Chosen (Slayer 2)
“—projected margins are—” Sean stops midsentence, then points to Artemis with the laser pointer. “Which one is she?” His face has gone several shades redder.
“The good one,” Honora says with a shrug.
“Good as in morally good as in a Slayer, or good as in—”
“Good as in here with me. So what do you think?”
Sean glares but goes back to his droning speech about projections and quarters and other nonsense. All the men at the table are rapt, nodding along and tapping notes onto their devices.
But one of the men, a white guy with black hair and piercing dark eyes, is staring into space. Artemis can’t quite look away from him. He’s like when an older movie is shown on one of those super-high-def televisions, so everything looks somehow too real, which then makes it look fake. Like he’s 3-D on a 2-D background.
“It’s all imaginary,” he says, his voice a soft, melodious tenor. “All these numbers, all this money, all these things you fight a
nd die for.”
Sean smiles patiently. “Right, yes, but we like our imaginary numbers to be very, very high.” The rest of the men laugh uneasily. Sean keeps talking.
The man turns toward them. Artemis’s breath catches. She was right. This is him. This has to be him. He’s not a man at all. He frowns, his eyes lingering on Artemis’s hair. “Autumn is the saddest season. All seasons are sad. Time is death. It’s so quiet here. Do you ever want to pierce the silence?” He has a slender knife in his hands, one finger running up and down the edge.
“Can’t say as I do,” Honora says. Her arms are folded, and she’s not betraying any fear.
Artemis isn’t afraid either. She’s thrilled. If only Rhys were here, he’d pee his pants at this real-world research opportunity. The book she took was right. It’s all going to work. She smiles, and the Sleeping One, the one with no name, the three-form god, tilts his head as he considers her.
“Right, so, supplies.” Sean switches the slideshow off. “Big opportunity coming up. Honora, if you’re back, I’m assuming you’ll lead?”
Honora snaps her gum. “Not a problem.”
“We can’t guarantee we’ll find the right specimen, but there’s a good chance something like this will draw one out. Or at least provide someone who knows where to find what we need. And, hey, maybe we’ll luck out and find another option. Gotta be flexible. It’s how we stay young.” He grins the desperate please acknowledge I am still young grin only a man in his early thirties would.
“I have never been young,” the Sleeping One says. “I have always been here. I will always be here. I cannot stay here under these circumstances. To know infinity and be powerless to touch it is the cruelest fate of all.”
The demon bound in the corner whimpers. Artemis feels a pit of dread in her stomach that they’re going to see a crueler fate in a few minutes.
The Sleeping One slides the knife right into his own ear, as far and deep as it will go. Sean turns a shade of green more often found on demons. Honora pops her gum. Artemis watches. The Sleeping One slowly withdraws the knife. It oozes with a shimmering luminescence that fades to nothing in the air.

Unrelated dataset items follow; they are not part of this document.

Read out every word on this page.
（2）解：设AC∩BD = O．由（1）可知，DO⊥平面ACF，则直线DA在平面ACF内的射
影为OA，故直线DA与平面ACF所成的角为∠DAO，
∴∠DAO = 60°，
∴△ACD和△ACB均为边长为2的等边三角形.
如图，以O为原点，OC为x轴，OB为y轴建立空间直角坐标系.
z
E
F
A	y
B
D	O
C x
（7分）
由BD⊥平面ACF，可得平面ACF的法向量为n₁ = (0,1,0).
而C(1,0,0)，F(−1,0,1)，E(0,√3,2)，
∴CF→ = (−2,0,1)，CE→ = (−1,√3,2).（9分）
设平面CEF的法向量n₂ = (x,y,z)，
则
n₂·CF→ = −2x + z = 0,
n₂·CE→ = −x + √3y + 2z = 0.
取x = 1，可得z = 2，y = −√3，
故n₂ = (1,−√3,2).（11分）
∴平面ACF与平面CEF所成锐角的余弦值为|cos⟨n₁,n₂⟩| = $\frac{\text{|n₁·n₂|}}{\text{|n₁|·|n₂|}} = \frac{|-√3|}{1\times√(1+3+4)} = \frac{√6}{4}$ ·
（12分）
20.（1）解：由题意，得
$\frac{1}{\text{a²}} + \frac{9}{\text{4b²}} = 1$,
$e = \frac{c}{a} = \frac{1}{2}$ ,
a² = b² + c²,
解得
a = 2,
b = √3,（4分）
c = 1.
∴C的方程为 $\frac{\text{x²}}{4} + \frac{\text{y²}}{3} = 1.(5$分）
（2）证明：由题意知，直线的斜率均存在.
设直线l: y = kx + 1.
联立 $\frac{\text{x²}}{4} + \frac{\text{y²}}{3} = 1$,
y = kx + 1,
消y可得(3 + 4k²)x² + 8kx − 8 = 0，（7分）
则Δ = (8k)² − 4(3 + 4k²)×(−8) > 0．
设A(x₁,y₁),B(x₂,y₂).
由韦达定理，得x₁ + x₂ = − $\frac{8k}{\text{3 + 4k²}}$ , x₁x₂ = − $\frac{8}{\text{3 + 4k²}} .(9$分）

“Still so quiet,” he says.
“Time for the quarterly sacrifice.” Sean straightens his tie and tries to brusquely move them back to business as usual as he pulls out a sword and approaches the demon in the corner.
Means to an end, Artemis thinks to herself, not taking her eyes off the hellgod she’s going to defeat all on her own.
Suck it, Slayers.
8
DOUG AND I DRIVE TO the port in Dublin, where we steer onto the cheapest ferry to England. I didn’t want to take a car at all—with this one gone, the castle only has one vehicle left, and apparently sleazebags are our only options for enough money to replace them—but public transportation isn’t really an option with Doug’s obviously not-human face.
As it is, he sits in the passenger seat with a hoodie on, hood up over his horns and his face as shadowed as possible.
I climb back into the car in the bottom of the ferry with two Cokes and some snacks. I hold out one of the Cokes, and Doug looks at me as though I’m daft.
“Right. Sorry.” I forget sometimes just how demon-y Doug really is. He fits in so well at the castle. The differences between us don’t seem to matter. Differences like the fact that I eat food and he eats emotions.
His stomach rumbles in response to my thoughts. “No offense, Nina, love, but you are barely a snack these days. More like an after-dinner mint. One of those unwrapped buttermints that’s been in a tin for years, and when you try to pull it out, it’s stuck to three others, and you know you don’t want it, but you’ve already committed, so you pop it in your mouth and regret every decision you’ve ever made that brought you to that point.”
“I think I should be offended by that.”
Doug shrugs. “I think you and I should talk about why you’re so unhappy.”